Madoff Source of Investor Funds in 1992 Refund?
Over the past couple of days, Toomre Capital Markets LLC ("TCM") has spent some time focusing on the Bernie Madoff fraud scandal and particularly on how he could have perpetuated the fraud in such a great amount on so many investors over such a great period of time. Some of the resulting TCM posts have included:
- Update on Bernie Madoff Scandal and Feeder Funds,
- Ezra Merkin and Madoff Feeder Funds Face More Lawsuits,
- Fairfield Greenwich Sued Again Over Madoff Losses,
- Bob Jaffe, Bernie Madoff's Man To See, Ducks Subpoena,
- Frank Avellino, Michael Bienes and Bernie Madoff and
- Madoff's Fund May Never Have Made Any Investments.
TCM has been particularly interested in what lessons might be learned from this scandal, particularly regarding the areas of Enterprise Risk Management and due diligence. Let's summarize TCM's understanding to date about Bernie Madoff's early days:
Apparently Bernie Madoff started out in 1960 with $5,000 in funds that he had "saved" from a lifeguard and home sprinkler installation jobs. He was married to his high school sweetheart, Ruth Alpern Madoff. He may have worked earlier for his future father-in-law at the Manhattan accounting firm Alpern & Heller where Frank Avellino and Michael Bienes also then worked. His first investor was the philanthropist was Carl Shapiro. Apparently, though, Bernie Madoff never made a single trade for his investment business customers.

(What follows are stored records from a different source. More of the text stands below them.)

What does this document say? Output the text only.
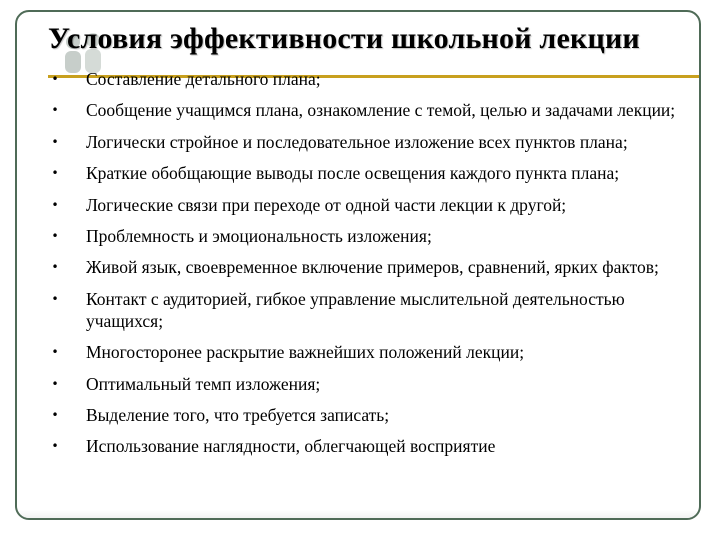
Условия эффективности школьной лекции
•	Составление детального плана;
•	Сообщение учащимся плана, ознакомление с темой, целью и задачами лекции;
•	Логически стройное и последовательное изложение всех пунктов плана;
•	Краткие обобщающие выводы после освещения каждого пункта плана;
•	Логические связи при переходе от одной части лекции к другой;
•	Проблемность и эмоциональность изложения;
•	Живой язык, своевременное включение примеров, сравнений, ярких фактов;
•	Контакт с аудиторией, гибкое управление мыслительной деятельностью учащихся;
•	Многосторонее раскрытие важнейших положений лекции;
•	Оптимальный темп изложения;
•	Выделение того, что требуется записать;
•	Использование наглядности, облегчающей восприятие
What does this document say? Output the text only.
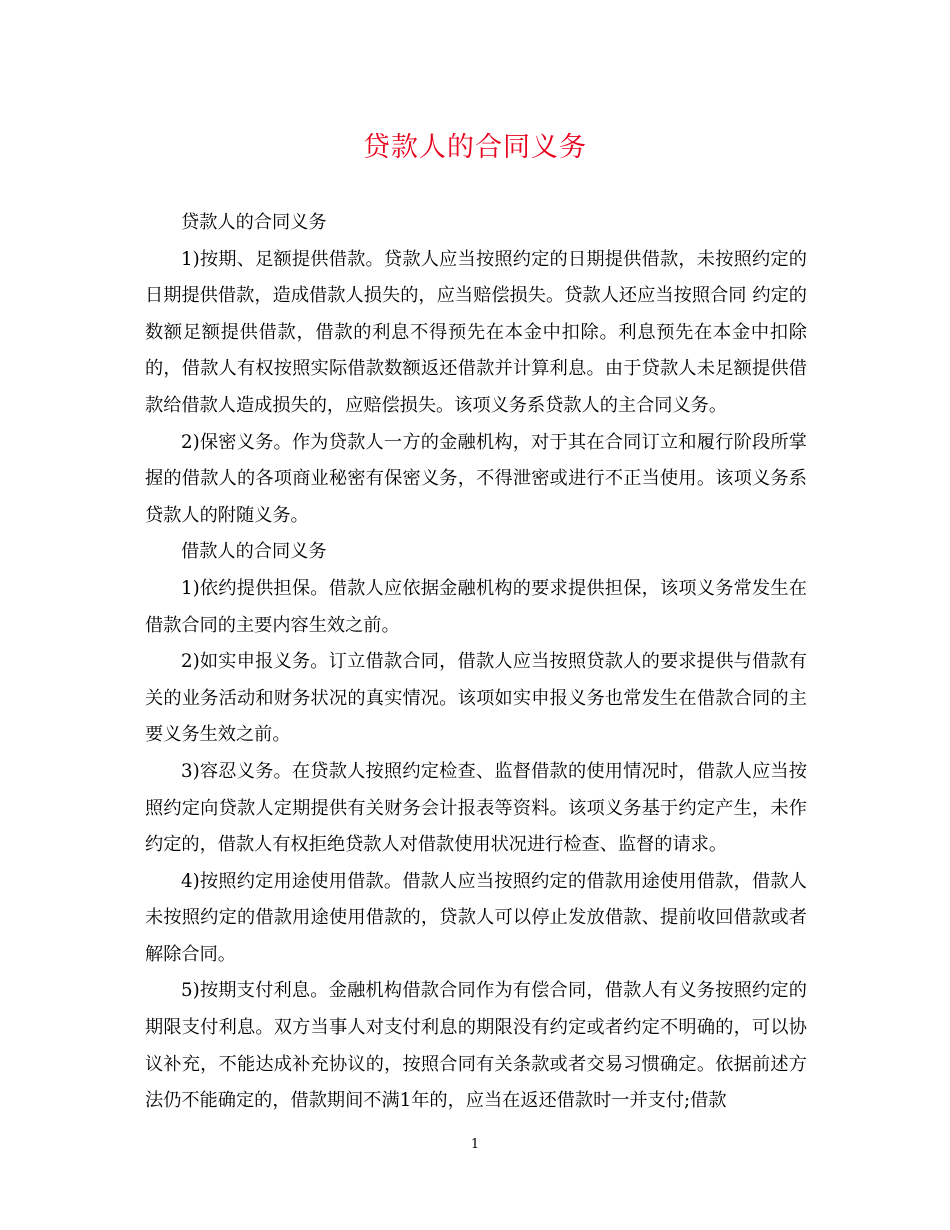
贷款人的合同义务

贷款人的合同义务

1)按期、足额提供借款。贷款人应当按照约定的日期提供借款，未按照约定的日期提供借款，造成借款人损失的，应当赔偿损失。贷款人还应当按照合同 约定的数额足额提供借款，借款的利息不得预先在本金中扣除。利息预先在本金中扣除的，借款人有权按照实际借款数额返还借款并计算利息。由于贷款人未足额提供借款给借款人造成损失的，应赔偿损失。该项义务系贷款人的主合同义务。

2)保密义务。作为贷款人一方的金融机构，对于其在合同订立和履行阶段所掌握的借款人的各项商业秘密有保密义务，不得泄密或进行不正当使用。该项义务系贷款人的附随义务。

借款人的合同义务

1)依约提供担保。借款人应依据金融机构的要求提供担保，该项义务常发生在借款合同的主要内容生效之前。

2)如实申报义务。订立借款合同，借款人应当按照贷款人的要求提供与借款有关的业务活动和财务状况的真实情况。该项如实申报义务也常发生在借款合同的主要义务生效之前。

3)容忍义务。在贷款人按照约定检查、监督借款的使用情况时，借款人应当按照约定向贷款人定期提供有关财务会计报表等资料。该项义务基于约定产生，未作约定的，借款人有权拒绝贷款人对借款使用状况进行检查、监督的请求。

4)按照约定用途使用借款。借款人应当按照约定的借款用途使用借款，借款人未按照约定的借款用途使用借款的，贷款人可以停止发放借款、提前收回借款或者解除合同。

5)按期支付利息。金融机构借款合同作为有偿合同，借款人有义务按照约定的期限支付利息。双方当事人对支付利息的期限没有约定或者约定不明确的，可以协议补充，不能达成补充协议的，按照合同有关条款或者交易习惯确定。依据前述方法仍不能确定的，借款期间不满1年的，应当在返还借款时一并支付;借款

1
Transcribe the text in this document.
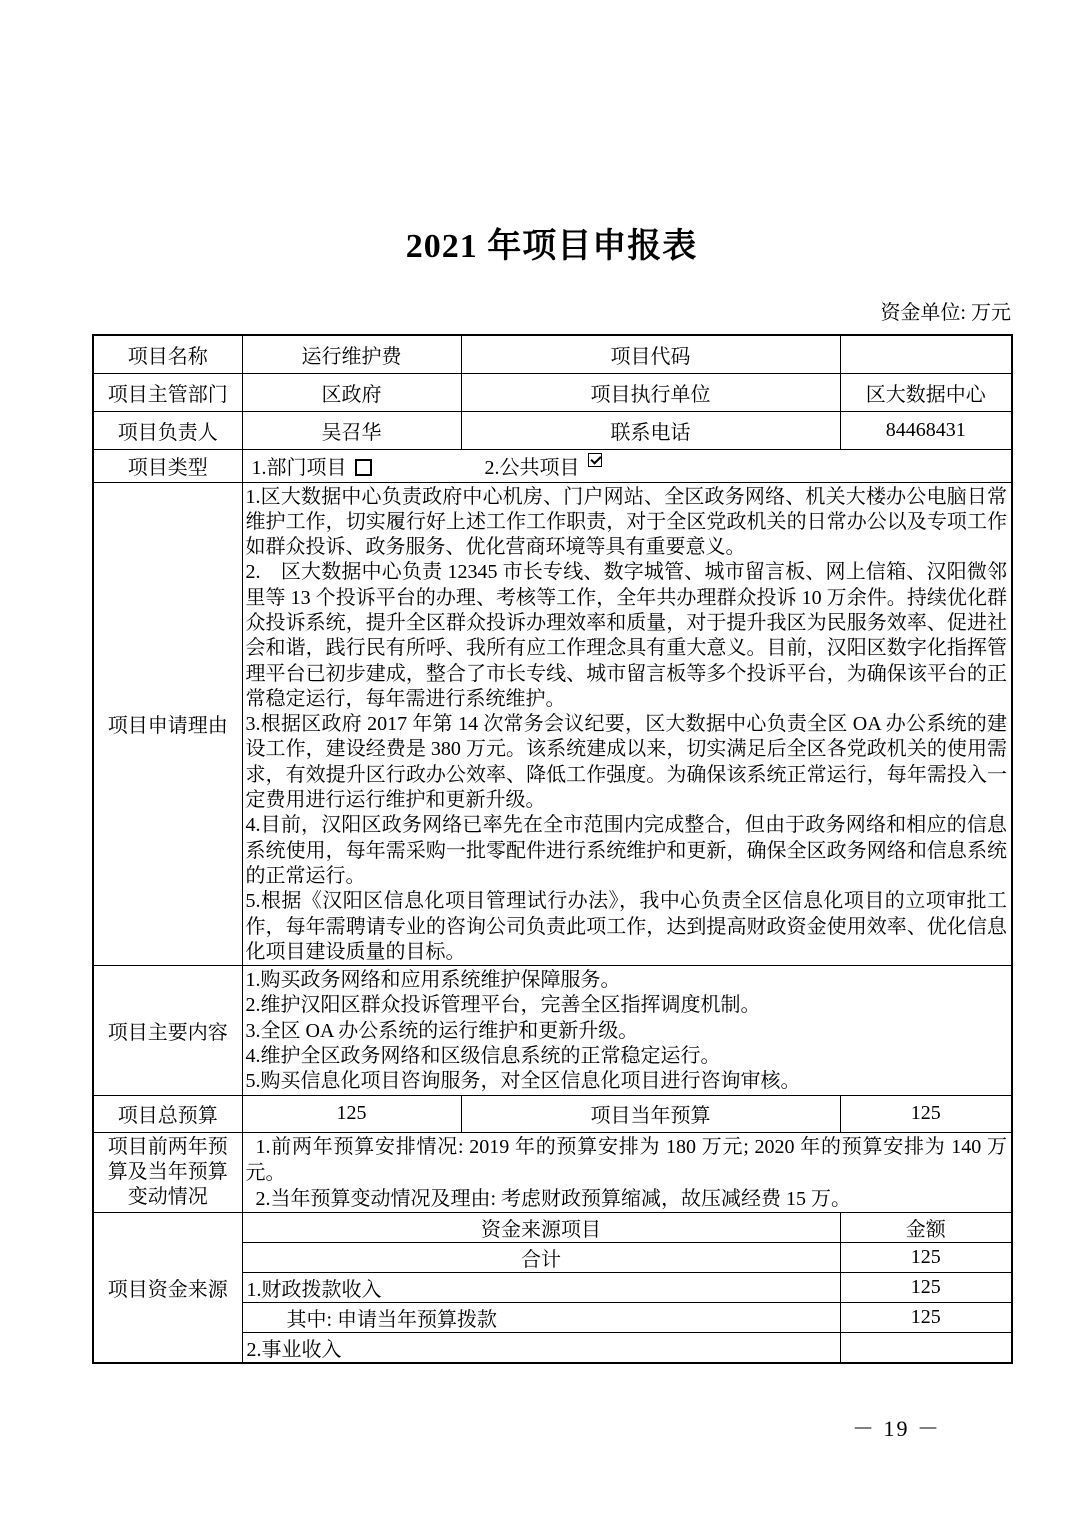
2021 年项目申报表
资金单位: 万元
项目名称	运行维护费	项目代码	
项目主管部门	区政府	项目执行单位	区大数据中心
项目负责人	吴召华	联系电话	84468431
项目类型	1.部门项目 2.公共项目		
项目申请理由	1.区大数据中心负责政府中心机房、门户网站、全区政务网络、机关大楼办公电脑日常维护工作，切实履行好上述工作工作职责，对于全区党政机关的日常办公以及专项工作如群众投诉、政务服务、优化营商环境等具有重要意义。

2.　区大数据中心负责 12345 市长专线、数字城管、城市留言板、网上信箱、汉阳微邻里等 13 个投诉平台的办理、考核等工作，全年共办理群众投诉 10 万余件。持续优化群众投诉系统，提升全区群众投诉办理效率和质量，对于提升我区为民服务效率、促进社会和谐，践行民有所呼、我所有应工作理念具有重大意义。目前，汉阳区数字化指挥管理平台已初步建成，整合了市长专线、城市留言板等多个投诉平台，为确保该平台的正常稳定运行，每年需进行系统维护。

3.根据区政府 2017 年第 14 次常务会议纪要，区大数据中心负责全区 OA 办公系统的建设工作，建设经费是 380 万元。该系统建成以来，切实满足后全区各党政机关的使用需求，有效提升区行政办公效率、降低工作强度。为确保该系统正常运行，每年需投入一定费用进行运行维护和更新升级。

4.目前，汉阳区政务网络已率先在全市范围内完成整合，但由于政务网络和相应的信息系统使用，每年需采购一批零配件进行系统维护和更新，确保全区政务网络和信息系统的正常运行。

5.根据《汉阳区信息化项目管理试行办法》，我中心负责全区信息化项目的立项审批工作，每年需聘请专业的咨询公司负责此项工作，达到提高财政资金使用效率、优化信息化项目建设质量的目标。		

项目主要内容	1.购买政务网络和应用系统维护保障服务。

2.维护汉阳区群众投诉管理平台，完善全区指挥调度机制。

3.全区 OA 办公系统的运行维护和更新升级。

4.维护全区政务网络和区级信息系统的正常稳定运行。

5.购买信息化项目咨询服务，对全区信息化项目进行咨询审核。		

项目总预算	125	项目当年预算	125
项目前两年预算及当年预算变动情况	1.前两年预算安排情况: 2019 年的预算安排为 180 万元; 2020 年的预算安排为 140 万元。

2.当年预算变动情况及理由: 考虑财政预算缩减，故压减经费 15 万。		

项目资金来源	资金来源项目		金额
	合计		125
	1.财政拨款收入		125
	其中: 申请当年预算拨款		125
	2.事业收入		
－ 19 －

Starting in 1962, Frank Avellino and Michael Bienes solicited monies that were then "invested" with Bernie Madoff that generated steady returns for investors in the range of 13.5 per cent to twenty per cent. Their investment solicitation business was so successful that by 1984 Avellino and Bienes gave up their accounting business. By 1992, Avellino and Bienes had amassed more than 3,200 investors and approximately $450 million in investment principal.
Then, in late 1992 based upon a tip from an anonymous source about a possible Ponzi scheme, the SEC investigated Avellino & Bienes ("A&B"). The SEC was surprised to learn that the funds were invested with the then current Chairman of the NASDAQ, a certain Bernie Madoff. The books apparently were in order and according to reports at the time, "all of the money was there." Hence, the SEC only sanctioned Avellino and Bienes for running an unregistered investment advisor and ordered that the firm close after returning all of the funds to its investors. Apparently, Madoff, Avellino and Bienes also returned "every cent" to those early investors.
At that point in 1992, given that:
- Bernie Madoff had been running his fraud for about twenty years,
- Bernie Madoff apparently had been "generating" returns of at least 13.5% per year (or at least that is what he reported to A&B), and
- Bernie Madoff also apparently never did a trade (and hence never had any market exposure)
One question suddenly screams out: What were the sources of the funds that Madoff used to return both the interest earned and investment principal A&B's investors in 1992? In short, if Madoff was running a Ponzi scheme for A&B (as alleged in 1992), what other sources of funds were available to Madoff? Did he have as much other "invested" monies at that point? Or did he have some "rabbi" (like Carl Shapiro thought he was being in November 2008) from whom Bernie Madoff borrowed money?
(Apparently, subsequent to the SEC settlement, many of the A&B unregistered note investors rolled over their investments into accounts directly with Bernie Madoff's securities firm. One has to wonder though why none of these investors inquired about and/or confirmed whether that firm was indeed registered as an investment advisor.)